Thursday, April 25, 2013

Recycling This Blog With a New Name and Focus

Hello Crohnies and overweight, fluffy or fat friendly friends everywhere!
I've decided that instead of leaving this blog fallow, I will repurpose it  as a blog about my struggles with Crohn's Disease, which I've had for over 13 years now, and my weight and sense of self acceptance.
Currently, I'm not taking anything but Azithioprine (and only a half-dose every other day) as treatment for my Crohns because my previous Dr, Doctor Lord at Virginia Mason, tried to get me into a Glaxo Smith Kline drug trial/study, but was unsuccessful because my heart is too healthy and I am not incapacitated by my weight.
So he's referred me, after 3 grueling months of blood tests, colonoscopies, EKGs and multiple visits to the Virginia Mason Hospital and Clinics located in downtown Seattle (which is really tough to drive in these days, because of traffic revisions and upgrades and other DOT insanity) to the University of Washington Department of Digestive Diseases and Dr Scott Lee, who is supposed to have a different drug trial that I can become a part of, hopefully.
Still, because I couldn't enter the GSK drug trial while on medication, I've been 4 months now without any substantive treatment for this painful gastroenterological disease. Which basically means I've been spending a lot of time in the bathroom for the past several months.

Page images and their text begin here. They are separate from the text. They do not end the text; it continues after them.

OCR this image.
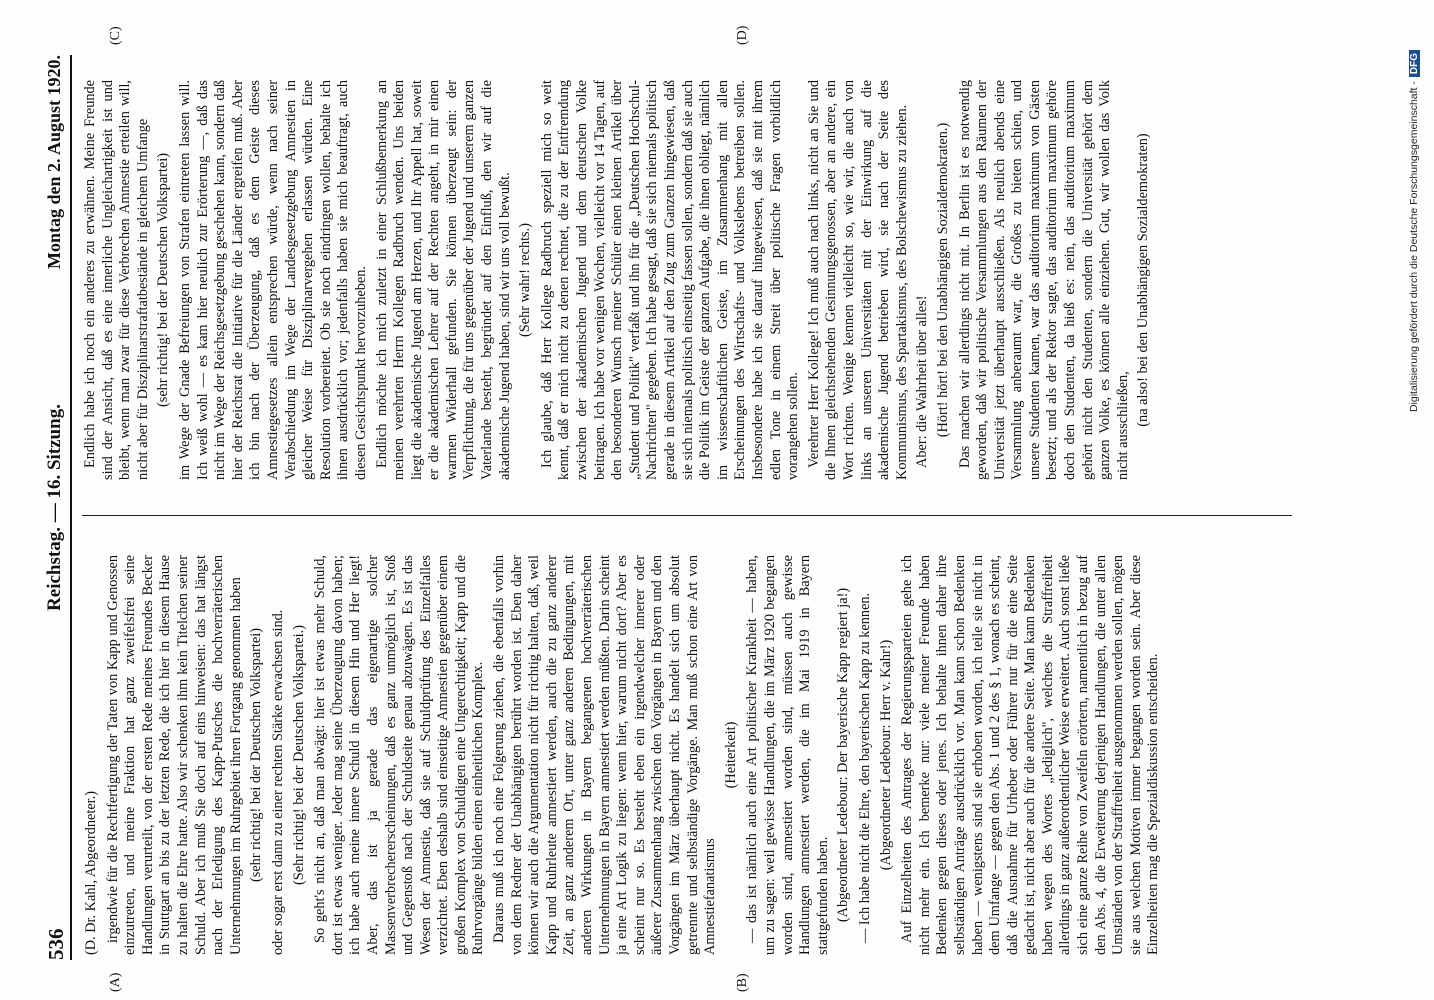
536
Reichstag. — 16. Sitzung.
Montag den 2. August 1920.
(A)	(B)
(C)	(D)

(D. Dr. Kahl, Abgeordneter.) irgendwie für die Rechtfertigung der Taten von Kapp und Genossen einzutreten, und meine Fraktion hat ganz zweifelsfrei seine Handlungen verurteilt, von der ersten Rede meines Freundes Becker in Stuttgart an bis zu der letzten Rede, die ich hier in diesem Hause zu halten die Ehre hatte. Also wir schenken ihm kein Titelchen seiner Schuld. Aber ich muß Sie doch auf eins hinweisen: das hat längst nach der Erledigung des Kapp-Putsches die hochverräterischen Unternehmungen im Ruhrgebiet ihren Fortgang genommen haben (sehr richtig! bei der Deutschen Volkspartei) oder sogar erst dann zu einer rechten Stärke erwachsen sind. (Sehr richtig! bei der Deutschen Volkspartei.) So geht's nicht an, daß man abwägt: hier ist etwas mehr Schuld, dort ist etwas weniger. Jeder mag seine Überzeugung davon haben; ich habe auch meine innere Schuld in diesem Hin und Her liegt! Aber, das ist ja gerade das eigenartige solcher Massenverbrechererscheinungen, daß es ganz unmöglich ist, Stoß und Gegenstoß nach der Schuldseite genau abzuwägen. Es ist das Wesen der Amnestie, daß sie auf Schuldprüfung des Einzelfalles verzichtet. Eben deshalb sind einseitige Amnestien gegenüber einem großen Komplex von Schuldigen eine Ungerechtigkeit; Kapp und die Ruhrvorgänge bilden einen einheitlichen Komplex. Daraus muß ich noch eine Folgerung ziehen, die ebenfalls vorhin von dem Redner der Unabhängigen berührt worden ist. Eben daher können wir auch die Argumentation nicht für richtig halten, daß, weil Kapp und Ruhrleute amnestiert werden, auch die zu ganz anderer Zeit, an ganz anderem Ort, unter ganz anderen Bedingungen, mit anderen Wirkungen in Bayern begangenen hochverräterischen Unternehmungen in Bayern amnestiert werden müßten. Darin scheint ja eine Art Logik zu liegen: wenn hier, warum nicht dort? Aber es scheint nur so. Es besteht eben ein irgendwelcher innerer oder äußerer Zusammenhang zwischen den Vorgängen in Bayern und den Vorgängen im März überhaupt nicht. Es handelt sich um absolut getrennte und selbständige Vorgänge. Man muß schon eine Art von Amnestiefanatismus

(Heiterkeit) — das ist nämlich auch eine Art politischer Krankheit — haben, um zu sagen: weil gewisse Handlungen, die im März 1920 begangen worden sind, amnestiert worden sind, müssen auch gewisse Handlungen amnestiert werden, die im Mai 1919 in Bayern stattgefunden haben. (Abgeordneter Ledebour: Der bayerische Kapp regiert ja!) — Ich habe nicht die Ehre, den bayerischen Kapp zu kennen. (Abgeordneter Ledebour: Herr v. Kahr!) Auf Einzelheiten des Antrages der Regierungsparteien gehe ich nicht mehr ein. Ich bemerke nur: viele meiner Freunde haben Bedenken gegen dieses oder jenes. Ich behalte ihnen daher ihre selbständigen Anträge ausdrücklich vor. Man kann schon Bedenken haben — wenigstens sind sie erhoben worden, ich teile sie nicht in dem Umfange — gegen den Abs. 1 und 2 des § 1, wonach es scheint, daß die Ausnahme für Urheber oder Führer nur für die eine Seite gedacht ist, nicht aber auch für die andere Seite. Man kann Bedenken haben wegen des Wortes „lediglich", welches die Straffreiheit allerdings in ganz außerordentlicher Weise erweitert. Auch sonst ließe sich eine ganze Reihe von Zweifeln erörtern, namentlich in bezug auf den Abs. 4, die Erweiterung derjenigen Handlungen, die unter allen Umständen von der Straffreiheit ausgenommen werden sollen, mögen sie aus welchen Motiven immer begangen worden sein. Aber diese Einzelheiten mag die Spezialdiskussion entscheiden.

Endlich habe ich noch ein anderes zu erwähnen. Meine Freunde sind der Ansicht, daß es eine innerliche Ungleichartigkeit ist und bleibt, wenn man zwar für diese Verbrechen Amnestie erteilen will, nicht aber für Disziplinarstraftatbestände in gleichem Umfange (sehr richtig! bei der Deutschen Volkspartei) im Wege der Gnade Befreiungen von Strafen eintreten lassen will. Ich weiß wohl — es kam hier neulich zur Erörterung —, daß das nicht im Wege der Reichsgesetzgebung geschehen kann, sondern daß hier der Reichsrat die Initiative für die Länder ergreifen muß. Aber ich bin nach der Überzeugung, daß es dem Geiste dieses Amnestiegesetzes allein entsprechen würde, wenn nach seiner Verabschiedung im Wege der Landesgesetzgebung Amnestien in gleicher Weise für Disziplinarvergehen erlassen würden. Eine Resolution vorbereitet. Ob sie noch eindringen wollen, behalte ich ihnen ausdrücklich vor; jedenfalls haben sie mich beauftragt, auch diesen Gesichtspunkt hervorzuheben. Endlich möchte ich mich zuletzt in einer Schlußbemerkung an meinen verehrten Herrn Kollegen Radbruch wenden. Uns beiden liegt die akademische Jugend am Herzen, und Ihr Appell hat, soweit er die akademischen Lehrer auf der Rechten angeht, in mir einen warmen Widerhall gefunden. Sie können überzeugt sein: der Verpflichtung, die für uns gegenüber der Jugend und unserem ganzen Vaterlande besteht, begründet auf den Einfluß, den wir auf die akademische Jugend haben, sind wir uns voll bewußt. (Sehr wahr! rechts.) Ich glaube, daß Herr Kollege Radbruch speziell mich so weit kennt, daß er mich nicht zu denen rechnet, die zu der Entfremdung zwischen der akademischen Jugend und dem deutschen Volke beitragen. Ich habe vor wenigen Wochen, vielleicht vor 14 Tagen, auf den besonderen Wunsch meiner Schüler einen kleinen Artikel über „Student und Politik" verfaßt und ihn für die „Deutschen Hochschul-Nachrichten" gegeben. Ich habe gesagt, daß sie sich niemals politisch gerade in diesem Artikel auf den Zug zum Ganzen hingewiesen, daß sie sich niemals politisch einseitig fassen sollen, sondern daß sie auch die Politik im Geiste der ganzen Aufgabe, die ihnen obliegt, nämlich im wissenschaftlichen Geiste, im Zusammenhang mit allen Erscheinungen des Wirtschafts- und Volkslebens betreiben sollen. Insbesondere habe ich sie darauf hingewiesen, daß sie mit ihrem edlen Tone in einem Streit über politische Fragen vorbildlich vorangehen sollen. Verehrter Herr Kollege! Ich muß auch nach links, nicht an Sie und die Ihnen gleichstehenden Gesinnungsgenossen, aber an andere, ein Wort richten. Wenige kennen vielleicht so, wie wir, die auch von links an unseren Universitäten mit der Einwirkung auf die akademische Jugend betrieben wird, sie nach der Seite des Kommunismus, des Spartakismus, des Bolschewismus zu ziehen. Aber: die Wahrheit über alles! (Hört! hört! bei den Unabhängigen Sozialdemokraten.) Das machen wir allerdings nicht mit. In Berlin ist es notwendig geworden, daß wir politische Versammlungen aus den Räumen der Universität jetzt überhaupt ausschließen. Als neulich abends eine Versammlung anberaumt war, die Großes zu bieten schien, und unsere Studenten kamen, war das auditorium maximum von Gästen besetzt; und als der Rektor sagte, das auditorium maximum gehöre doch den Studenten, da hieß es: nein, das auditorium maximum gehört nicht den Studenten, sondern die Universität gehört dem ganzen Volke, es können alle einziehen. Gut, wir wollen das Volk nicht ausschließen, (na also! bei den Unabhängigen Sozialdemokraten)	Digitalisierung gefördert durch die Deutsche Forschungsgemeinschaft -DFG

April has been a tough month in particular, because I haven't been without medication for this long in 13 years, so while the Crohns has spread down to my descending colon and my rectum, it hasn't been that painful since 3 years ago when I had an operation to remove a stricture from the juncture of my colon and small intestine. And the last time I was sick so often was when I was pumping breast milk for Nick after he was born and I kept having to run to the bathroom every time I used the hospital pump they sent home with me.
I honestly think I'd been having Irritable Bowel Disease symptoms for about two years prior, but I just hadn't found a doctor who knew how to diagnose IBD. From what I have heard and read, this is fairly common among the Crohns and Colitis community, and some people spend 5 or more years going from doctor to doctor trying to figure out why they are so sick with stomach/intestinal pain, diarrhea, bleeding and rectal fistulas and fissures (and hemorrhoids). I spent two or three months once in 1998 drinking some kind of stomach coating mixture because I couldn't swallow or eat anything more solid than babyfood and keep it down. Xrays revealed that my entire digestive tract, from my esophagus on down looked like it was wrapped in white cotton batting. I think that was my first true Crohn's flare.
Anyway, I'm still fighting to have a life in between running to the bathroom, and I've paid particular attention to doing the things I need to do for my husband and son, Nick. I also try to keep in contact with friends and relations via Facebook, and I try not to stress about things like the horrible terrorist bombings in Boston on April 15, last week. I try not to watch the news or read too many sad books, and I rely on my hopeful friends to keep me feeling like I can conquer anything, given enough time and determination.
I have been struggling to keep my exercise schedule, going to Thrive, a local gym (WIO closed down last June, which still makes me sad) at least 3-4 times a week. Now that there is a new Spin With Lynn class going, I try to ride the ridiculously uncomfortable stationary bikes Thrive provides, though recently my sore and aching rear end just would not cooperate, and I had to bow out of Sunday's spin class, much to my sorrow. Because Humira and Cimzia, both injectable biological drugs that I was on for Crohns, seemed to react in my body like a steroid (cortical, not anabolic), I gained back all the weight that I lost back in 2009, and now I am back to my heaviest, the weight that I was when I was pregnant with Nick and that I maintained after he was born via c-section. Then when I joined Work it Out in 2006, when Nick was 5 years old, I'd started to lose weight again and gain muscle tone and strength.
But I fight on, determined to not let my size or my IBD get the better of me, or keep me from being mobile and healthy as possible.
I hope that you will share my journey with me. You are welcome to sit down and have a nice cuppa tea and read.